Dans un long message publié sur Instagram, elle dénonce une sanction qu’elle considère comme "injuste et inacceptable" et regrette que Nicolas Bedos soit devenu, selon elle, un symbole judiciaire. "On ne répare pas une injustice en en commettant une autre, écrit la mère de la petite Joséphine (10 mois). Respecter la loi, oui, punir injustement un homme pour en faire un symbole, ça s’appelle de la tyrannie". Pauline Desmonts poursuit : "C’est la première fois dans l’histoire de la justice française qu’un juge condamne un homme (n’ayant jamais eu de condamnation de cette nature) à de la prison ferme pour un comportement déplacé en boîte de nuit".
"La peur devient un moyen de contrôle"
"N’en déplaise à certains", la compagne de Nicolas Bedos estime que "ce n’est pas appliquer la loi que d’appliquer la peine maximale faisant fi du contexte, de la nature, de la gravité et de la matérialité des faits". "La terreur se définit comme une période où un gouvernement ou un groupe minoritaire impose sa domination par la violence, l’intimidation et la répression systémique. Où la peur devient un moyen de contrôle, forçant les populations à se soumettre", écrit Pauline Desmonts.
"Les conséquences pour un peuple sont nombreuses et laissent souvent des traces profondes dans l’histoire, affectant plusieurs générations. Exprimez-vous, ne censurez pas vos intuitions, parlons, débattons. Vous êtes si nombreux et nombreuses. La nuance et l’harmonie ne pourront revenir que de cette façon", souligne-t-elle.

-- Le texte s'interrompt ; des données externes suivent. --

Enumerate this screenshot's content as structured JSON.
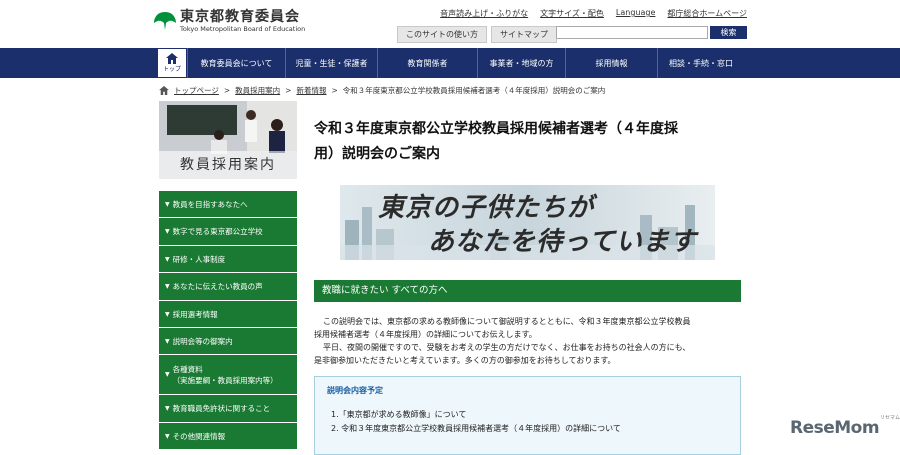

Depuis l’annonce du verdict, elle assure avoir reçu des "centaines de messages de gens de la sphère publique comme privée, célèbres et anonymes" dénonçant l’affaire. Des mots qui lui ont "réchauffé le coeur" illustrant – selon elle – "le fossé qu’il y a désormais entre ce que les gens disent (ou plutôt n’osent pas dire) et ce qu’ils pensent".